Cash
Understanding Cash
- Cash refers to money in the physical form of currency, such as banknotes and coins.
- Cash flow is the total amount of money being transferred into and out of a business.
- Net cash is the amount of cash a business has after all its outgoings are subtracted from all its incomings.
- Having a positive cash flow is crucial for a business to survive and thrive, as it means there is enough money to cover outgoings.
The Importance of Managing Cash
- Effective cash management is critical for a business success.
- Businesses must monitor their cash flow carefully, ensuring that they have enough to cover immediate and short-term expenses.
- Insufficient cash can lead to business failure, even if the business is profitable on paper.
Cash as an Investment Option
- Keeping a portion of your wealth in cash is good for safety and liquidity - cash can be accessed quickly and easily in case of an emergency or unexpected expense.
- However, cash does not earn interest or grow over time, meaning it is not the best long-term investment option.
Cash in Financial Planning
- An essential component of financial planning is maintaining a suitable emergency fund, often advised to be between three to six months’ worth of living expenses, in cash or a cash equivalent.

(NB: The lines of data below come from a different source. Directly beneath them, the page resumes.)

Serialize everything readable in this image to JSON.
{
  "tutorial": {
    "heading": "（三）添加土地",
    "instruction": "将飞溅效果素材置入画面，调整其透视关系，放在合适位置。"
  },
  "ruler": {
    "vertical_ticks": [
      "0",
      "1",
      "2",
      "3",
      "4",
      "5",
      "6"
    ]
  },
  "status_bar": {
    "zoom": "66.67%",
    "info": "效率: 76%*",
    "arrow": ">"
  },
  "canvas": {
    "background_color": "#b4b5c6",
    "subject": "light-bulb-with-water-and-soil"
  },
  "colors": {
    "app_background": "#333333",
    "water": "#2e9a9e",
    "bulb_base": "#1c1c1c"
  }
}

- Incorporating cash into financial planning allows a business or individual to meet their short-term financial obligations.
- Successful financial planning also requires a business to invest its excess cash in assets that can generate return, growing the wealth of the business over time.
Cash and Risk Management
- Keeping cash reserves can be seen as a form of risk management, providing a buffer against unforeseen circumstances.
- Holding too much cash for too long, though, can be risky due to inflation diminishing its purchasing power over time.
- Therefore, it’s important to strike a balance between holding cash and investing it to create growth.